In the Land of Drought

Julian Rosefeldt at the Berlin-based KÖNIG GALERIE

After having seen it ourselves this afternoon, for those in and around Berlin, make sure to drop by the incredible KÖNIG GALERIE to witness German artist Julian Rosefeldt’s first solo exhibition at the gallery. On view in the nave of former Catholic church St. Agnes is his large video installation titled ‘In the Land of Drought’ that was filmed in Morocco and the Ruhr area.

A condensed version of Rosefeldt’s filmic interpretation of Joseph Haydn’s ‘The Creation’, ‘In the Land of Drought’  confronts the relationship between man and his impact on the world. Set to atmospheric sounds and a pulsating hum, the 43-minute piece looks back from an imagined future upon the post-Anthropocene: the aftermath of significant human influence on Earth. An army of scientists appear to investigate the archaeological remnants of civilization after humanity has made itself extinct. Shot entirely using a drone, Rosefeldt’s images hover meditatively over the desolate landscape and ruins. Connoting surveillance, the drone’s bird’s eye view removes human perspective with us onlookers kept at a distance throughout. Increasingly, more figures dressed in white lab suits emerge to inspect the ruins of civilization – which are in fact abandoned film sets close to the Moroccan Atlas Mountains.

Halfway through, the audience is transported to the comparably bleak Ruhr area of Germany, which is littered with the remains of industrialization.

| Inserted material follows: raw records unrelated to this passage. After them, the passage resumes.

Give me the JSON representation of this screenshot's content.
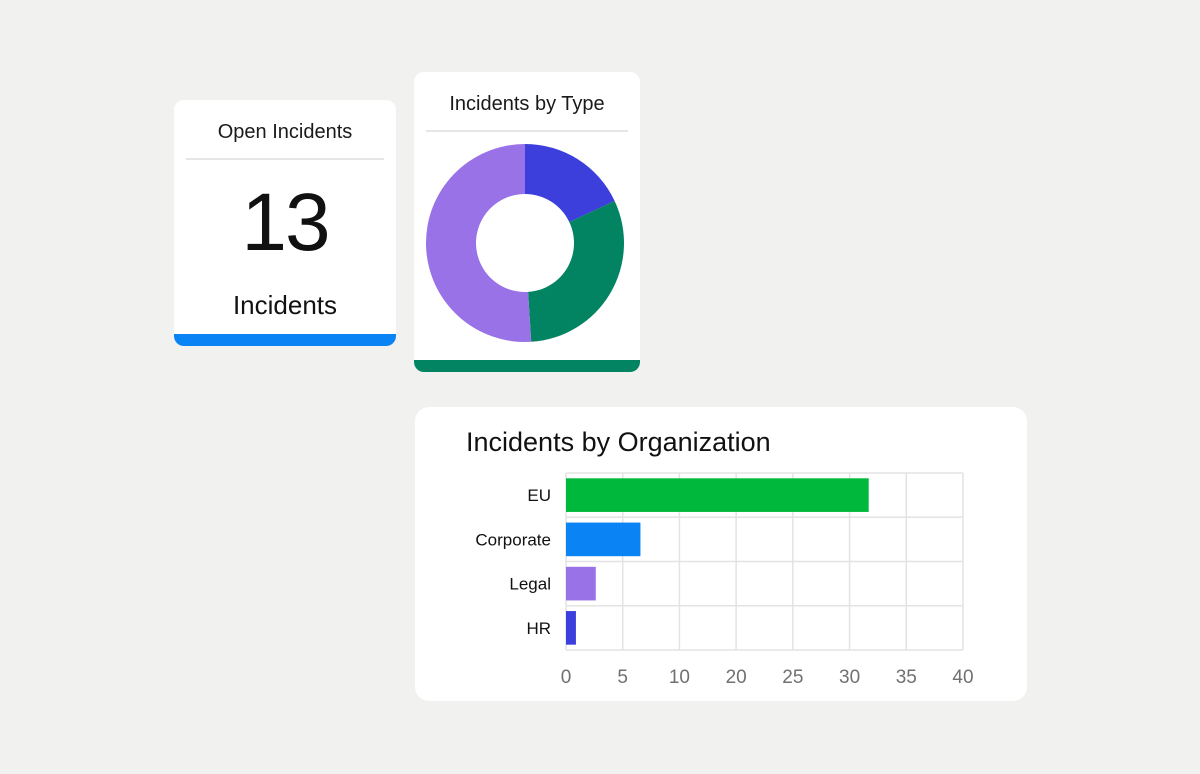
{
  "kpi": {
    "title": "Open Incidents",
    "value": "13",
    "unit": "Incidents",
    "accent": "#0a84f4"
  },
  "donut": {
    "title": "Incidents by Type",
    "accent": "#028463"
  },
  "bar": {
    "title": "Incidents by Organization"
  },
  "chart_data": [
    {
      "type": "pie",
      "title": "Incidents by Type",
      "donut": true,
      "slices": [
        {
          "value": 18,
          "color": "#3c3fdb"
        },
        {
          "value": 31,
          "color": "#028463"
        },
        {
          "value": 51,
          "color": "#9a72e8"
        }
      ]
    },
    {
      "type": "bar",
      "orientation": "horizontal",
      "title": "Incidents by Organization",
      "categories": [
        "EU",
        "Corporate",
        "Legal",
        "HR"
      ],
      "values": [
        30.5,
        7.5,
        3,
        1
      ],
      "colors": [
        "#00b83c",
        "#0a84f4",
        "#9a72e8",
        "#3c3fdb"
      ],
      "xlim": [
        0,
        40
      ],
      "xticks": [
        "0",
        "5",
        "10",
        "20",
        "25",
        "30",
        "35",
        "40"
      ],
      "grid": true
    }
  ]
}
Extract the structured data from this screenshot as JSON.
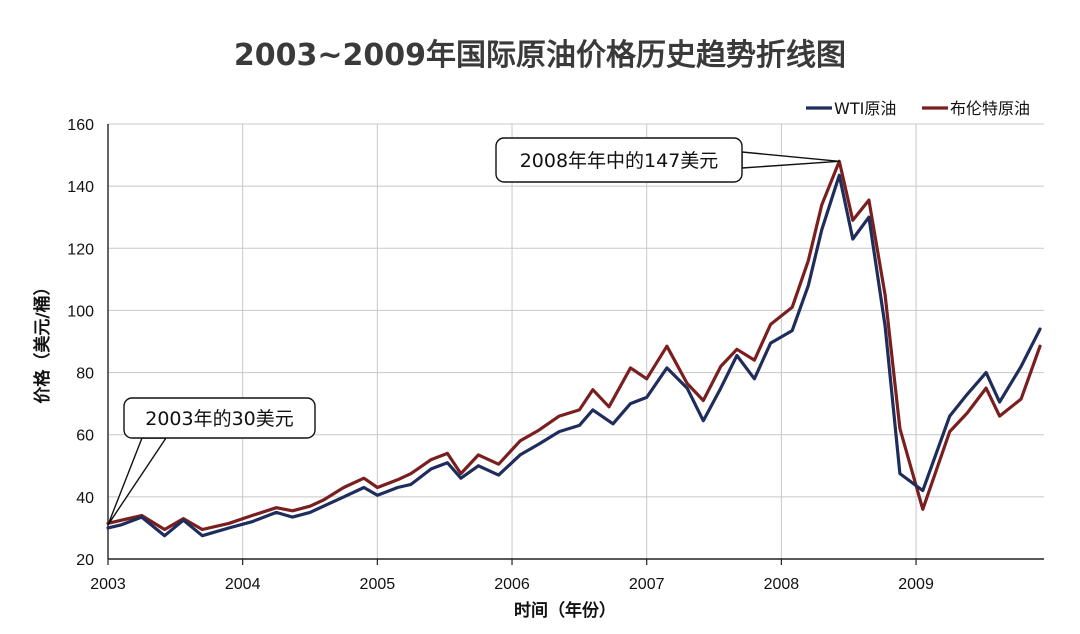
{
  "chart_data": {
    "type": "line",
    "title": "2003~2009年国际原油价格历史趋势折线图",
    "xlabel": "时间（年份）",
    "ylabel": "价格（美元/桶）",
    "xlim": [
      2003,
      2009.95
    ],
    "ylim": [
      20,
      160
    ],
    "x_ticks": [
      "2003",
      "2004",
      "2005",
      "2006",
      "2007",
      "2008",
      "2009"
    ],
    "y_ticks": [
      "20",
      "40",
      "60",
      "80",
      "100",
      "120",
      "140",
      "160"
    ],
    "grid": true,
    "legend_position": "top-right",
    "series": [
      {
        "name": "WTI原油",
        "color": "#1f2d5c",
        "x": [
          2003.0,
          2003.1,
          2003.25,
          2003.42,
          2003.56,
          2003.7,
          2003.9,
          2004.07,
          2004.25,
          2004.37,
          2004.5,
          2004.6,
          2004.75,
          2004.9,
          2005.0,
          2005.15,
          2005.25,
          2005.4,
          2005.52,
          2005.62,
          2005.75,
          2005.9,
          2006.06,
          2006.2,
          2006.35,
          2006.5,
          2006.6,
          2006.75,
          2006.88,
          2007.0,
          2007.15,
          2007.3,
          2007.42,
          2007.55,
          2007.67,
          2007.8,
          2007.92,
          2008.08,
          2008.2,
          2008.3,
          2008.43,
          2008.53,
          2008.65,
          2008.77,
          2008.88,
          2009.05,
          2009.25,
          2009.38,
          2009.52,
          2009.62,
          2009.78,
          2009.92
        ],
        "values": [
          30,
          31,
          33.5,
          27.5,
          32.5,
          27.5,
          30,
          32,
          35,
          33.5,
          35,
          37,
          40,
          43,
          40.5,
          43,
          44,
          49,
          51,
          46,
          50,
          47,
          53.5,
          57,
          61,
          63,
          68,
          63.5,
          70,
          72,
          81.5,
          75,
          64.5,
          75,
          85.5,
          78,
          89.5,
          93.5,
          108,
          126,
          143.5,
          123,
          130,
          95,
          47.5,
          42,
          66,
          73,
          80,
          70.5,
          82,
          94
        ]
      },
      {
        "name": "布伦特原油",
        "color": "#7a1f1f",
        "x": [
          2003.0,
          2003.1,
          2003.25,
          2003.42,
          2003.56,
          2003.7,
          2003.9,
          2004.07,
          2004.25,
          2004.37,
          2004.5,
          2004.6,
          2004.75,
          2004.9,
          2005.0,
          2005.15,
          2005.25,
          2005.4,
          2005.52,
          2005.62,
          2005.75,
          2005.9,
          2006.06,
          2006.2,
          2006.35,
          2006.5,
          2006.6,
          2006.72,
          2006.88,
          2007.0,
          2007.15,
          2007.3,
          2007.42,
          2007.55,
          2007.67,
          2007.8,
          2007.92,
          2008.08,
          2008.2,
          2008.3,
          2008.43,
          2008.53,
          2008.65,
          2008.77,
          2008.88,
          2009.05,
          2009.25,
          2009.38,
          2009.52,
          2009.62,
          2009.78,
          2009.92
        ],
        "values": [
          31.5,
          32.5,
          34,
          29.5,
          33,
          29.5,
          31.5,
          34,
          36.5,
          35.5,
          37,
          39,
          43,
          46,
          43,
          45.5,
          47.5,
          52,
          54,
          47.5,
          53.5,
          50.5,
          58,
          61.5,
          66,
          68,
          74.5,
          69,
          81.5,
          78,
          88.5,
          76.5,
          71,
          82,
          87.5,
          84,
          95.5,
          101,
          116,
          134,
          148,
          129,
          135.5,
          105,
          62,
          36,
          61,
          67,
          75,
          66,
          71.5,
          88.5
        ]
      }
    ],
    "annotations": [
      {
        "text": "2003年的30美元",
        "x": 2003.0,
        "y": 31
      },
      {
        "text": "2008年年中的147美元",
        "x": 2008.43,
        "y": 148
      }
    ]
  }
}
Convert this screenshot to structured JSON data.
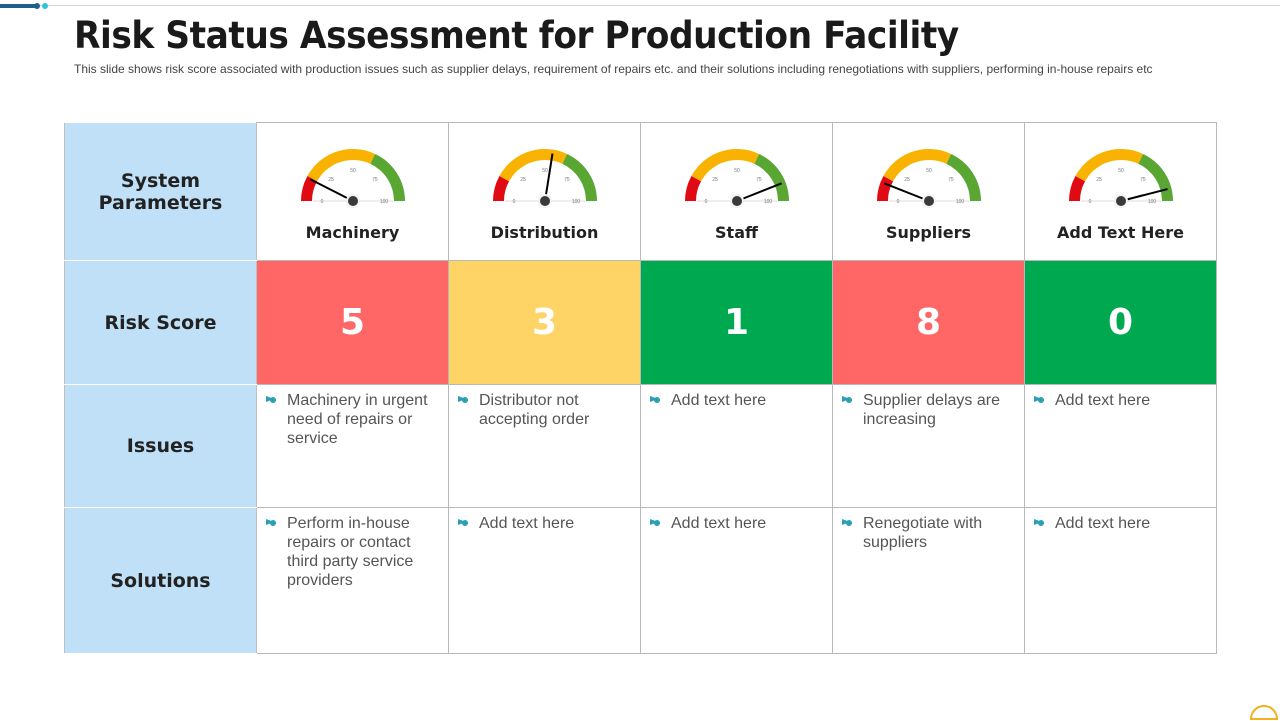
{
  "title": "Risk Status Assessment for Production Facility",
  "subtitle": "This slide shows risk score associated with production issues such as supplier delays, requirement  of repairs  etc. and their solutions including renegotiations  with suppliers, performing  in-house repairs etc",
  "row_headers": [
    "System Parameters",
    "Risk Score",
    "Issues",
    "Solutions"
  ],
  "gauge_ticks": [
    "0",
    "25",
    "50",
    "75",
    "100"
  ],
  "gauge_colors": {
    "low": "#e00a12",
    "mid": "#f9b200",
    "high": "#5aa632"
  },
  "columns": [
    {
      "name": "Machinery",
      "needle": 15,
      "score": "5",
      "score_color": "#ff6666",
      "issue": "Machinery in urgent need of repairs or service",
      "solution": "Perform in-house repairs or contact third party service providers"
    },
    {
      "name": "Distribution",
      "needle": 55,
      "score": "3",
      "score_color": "#ffd466",
      "issue": "Distributor not accepting order",
      "solution": "Add text here"
    },
    {
      "name": "Staff",
      "needle": 88,
      "score": "1",
      "score_color": "#00a84f",
      "issue": "Add text here",
      "solution": "Add text here"
    },
    {
      "name": "Suppliers",
      "needle": 12,
      "score": "8",
      "score_color": "#ff6666",
      "issue": "Supplier delays are increasing",
      "solution": "Renegotiate with suppliers"
    },
    {
      "name": "Add Text Here",
      "needle": 92,
      "score": "0",
      "score_color": "#00a84f",
      "issue": "Add text here",
      "solution": "Add text here"
    }
  ]
}
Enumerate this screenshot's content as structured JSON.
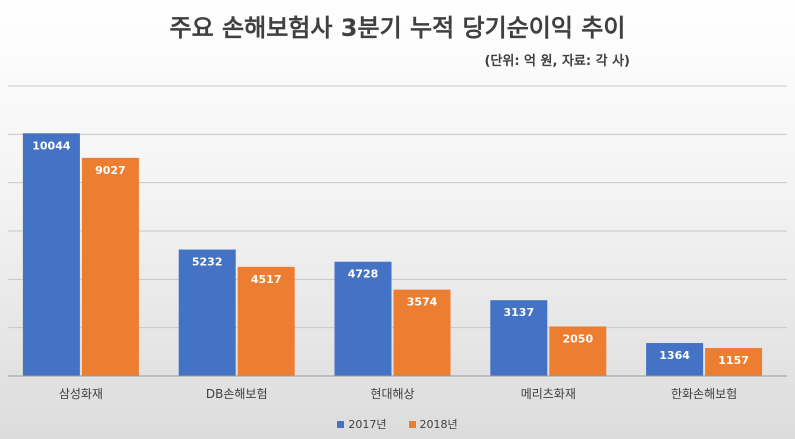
{
  "title": "주요 손해보험사 3분기 누적 당기순이익 추이",
  "subtitle": "(단위: 억 원, 자료: 각 사)",
  "chart_data": {
    "type": "bar",
    "categories": [
      "삼성화재",
      "DB손해보험",
      "현대해상",
      "메리츠화재",
      "한화손해보험"
    ],
    "series": [
      {
        "name": "2017년",
        "values": [
          10044,
          5232,
          4728,
          3137,
          1364
        ],
        "color": "#4472c4"
      },
      {
        "name": "2018년",
        "values": [
          9027,
          4517,
          3574,
          2050,
          1157
        ],
        "color": "#ed7d31"
      }
    ],
    "ylim": [
      0,
      12000
    ],
    "grid": true,
    "legend_position": "bottom",
    "data_labels": true
  }
}
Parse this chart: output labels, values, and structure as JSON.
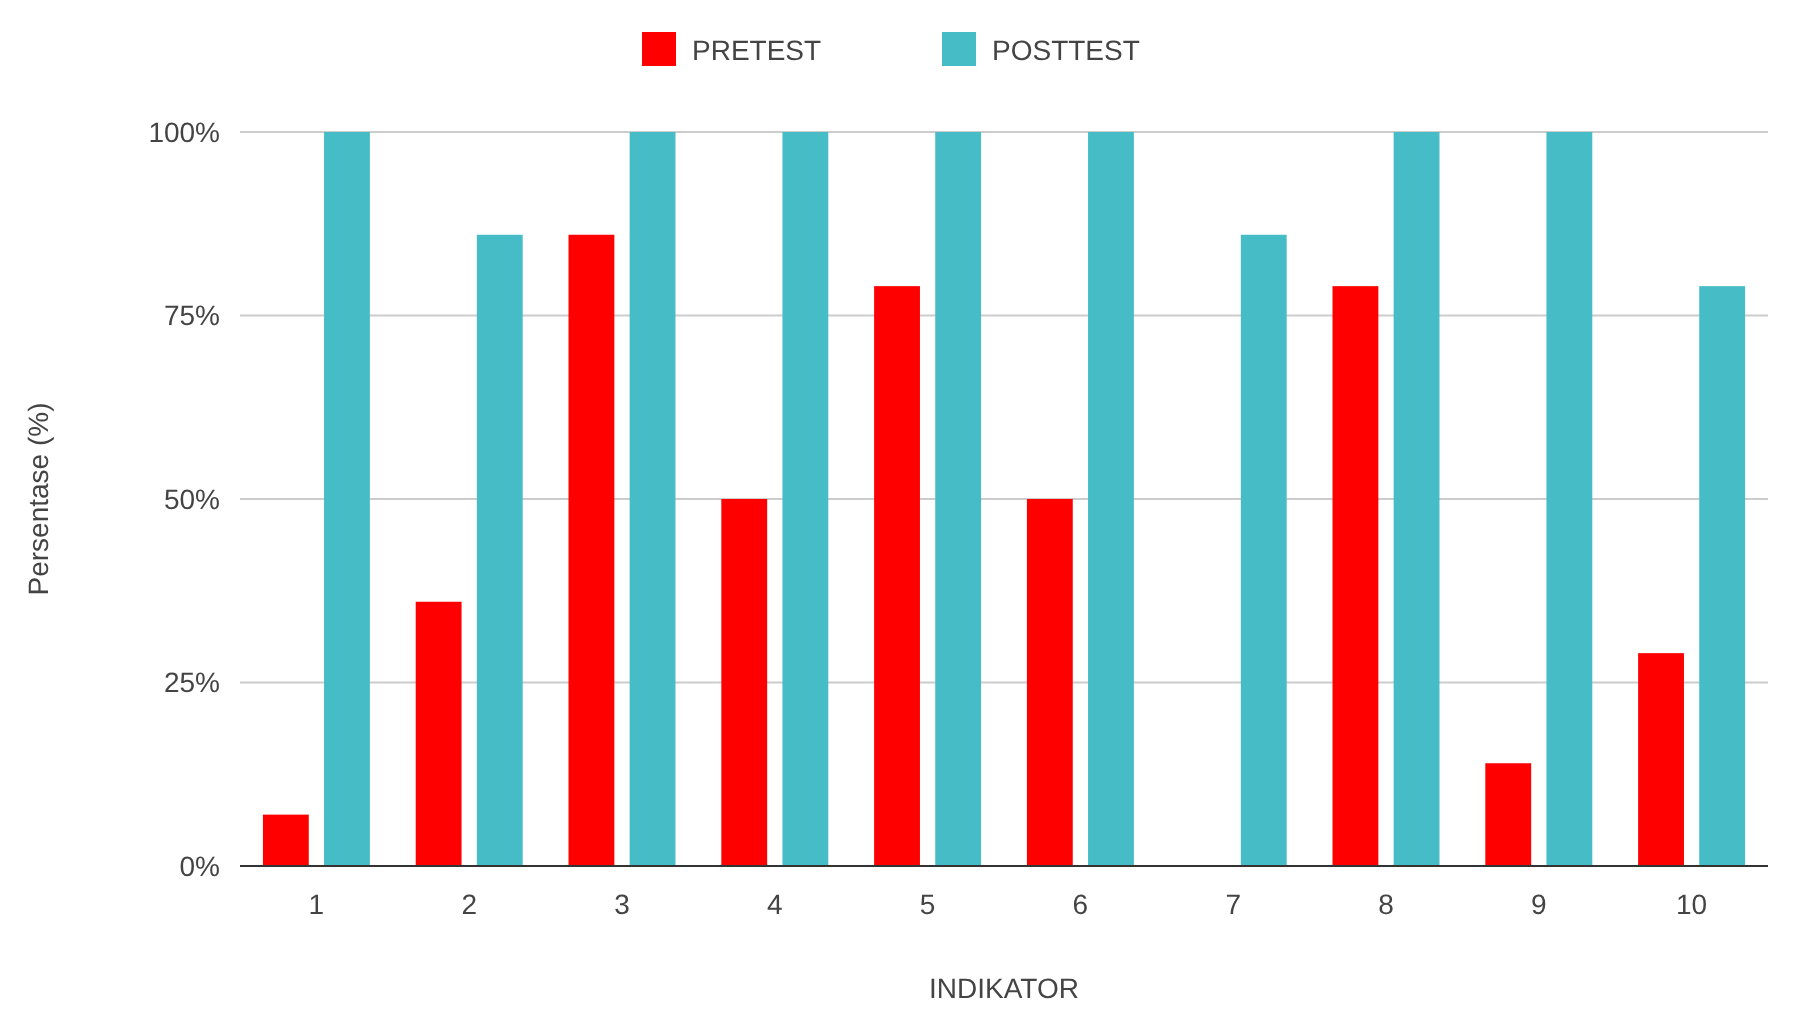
{
  "chart_data": {
    "type": "bar",
    "xlabel": "INDIKATOR",
    "ylabel": "Persentase (%)",
    "categories": [
      "1",
      "2",
      "3",
      "4",
      "5",
      "6",
      "7",
      "8",
      "9",
      "10"
    ],
    "series": [
      {
        "name": "PRETEST",
        "color": "#ff0000",
        "values": [
          7,
          36,
          86,
          50,
          79,
          50,
          0,
          79,
          14,
          29
        ]
      },
      {
        "name": "POSTTEST",
        "color": "#46bdc6",
        "values": [
          100,
          86,
          100,
          100,
          100,
          100,
          86,
          100,
          100,
          79
        ]
      }
    ],
    "ylim": [
      0,
      100
    ],
    "yticks": [
      {
        "value": 0,
        "label": "0%"
      },
      {
        "value": 25,
        "label": "25%"
      },
      {
        "value": 50,
        "label": "50%"
      },
      {
        "value": 75,
        "label": "75%"
      },
      {
        "value": 100,
        "label": "100%"
      }
    ],
    "grid": "y",
    "legend": "top"
  }
}
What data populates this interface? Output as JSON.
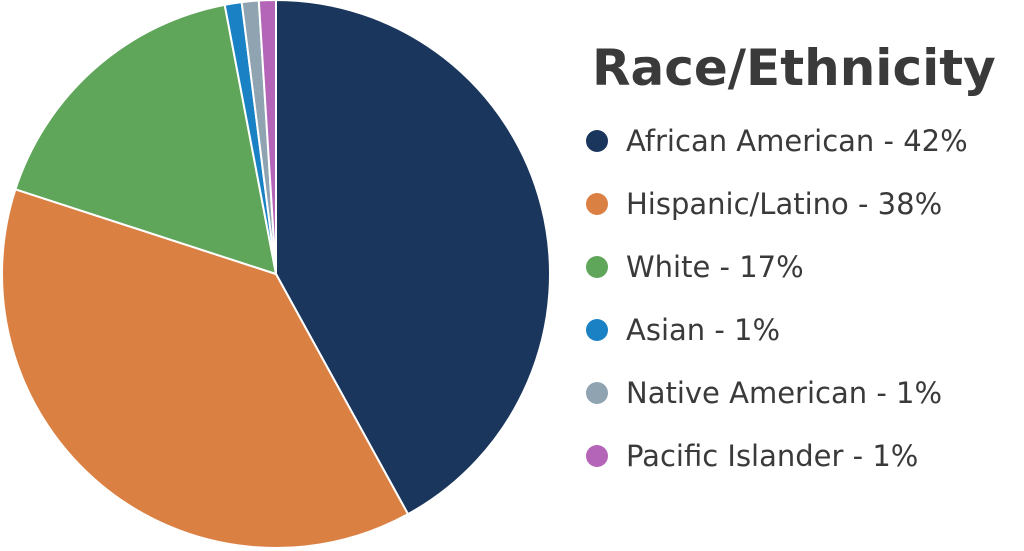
{
  "chart_data": {
    "type": "pie",
    "title": "Race/Ethnicity",
    "categories": [
      "African American",
      "Hispanic/Latino",
      "White",
      "Asian",
      "Native American",
      "Pacific Islander"
    ],
    "values": [
      42,
      38,
      17,
      1,
      1,
      1
    ],
    "legend_labels": [
      "African American - 42%",
      "Hispanic/Latino - 38%",
      "White - 17%",
      "Asian - 1%",
      "Native American - 1%",
      "Pacific Islander - 1%"
    ],
    "colors": [
      "#1b365d",
      "#db8043",
      "#5fa55a",
      "#1a82c4",
      "#8fa3b1",
      "#b565b8"
    ],
    "legend_placement": "right"
  }
}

The same ‘scientists’ prowl the abandoned mining region, wandering among the headframes and coal pits before finally descending upon an amphitheatre. As seen from the audience’s heavenly outlook, the amphitheatre resembles an eye, and its all-seeing ability is reflective of the panoptic aerial viewpoint. A dialogue unfolds between the two perspectives of control: the eye on the ground and the drone’s eye overhead. As the steady hum livens to a climatic rhythm, the figures draw close only to disperse again. Reminiscent of cell division, the unifying aesthetics hint at a prospective optimism amidst a dislocated world man has created. The result is both mesmerizing and though-provoking, make sure to witness it first hand before it closes on the 23th of July!

Works by Berlin-based German artist Julian Rosefeldt are represented in major public collections, including the Museum of Modern Art, New York, Nationalgalerie Berlin, Berlinische Galerie, Goetz Collection, and the Art Gallery of New South Wales in Sydney. Recent solo exhibitions have been presented at the École des Beaux Arts de Paris (2017), Nikolaj Kunsthal, Copenhagen (2017); Villa Stuck, Munich (2017); Park Avenue Armory, New York (2016); and Hamburger Bahnhof, Berlin (2016). Concurrently with Rosefeldt’s exhibition at KÖNIG GALERIE, his films are featured in the exhibition ‘Luther and the Avant-garde’ in Wittenberg and, at Kunsthalle Helsinki. Next to his work Rosefeldt is also involved with teaching: in 2009 he took on a Guest Professorship at the Bauhaus-Universität Weimar, Faculty of Media Art. Since 2010 he’s a Member of the Bayerische Akademie der Schönen Künste, Department of Film and Media Art, Munich. In the next year he also took on the Professorship for Digital and Time-based Media at the Akademie der Bildenden Künste, Munich.

The KÖNIG GALERIE is located at Alexandrinenstraße 118 in Berlin. Opened Tuesday through Sunday from 11:00 until 18:00.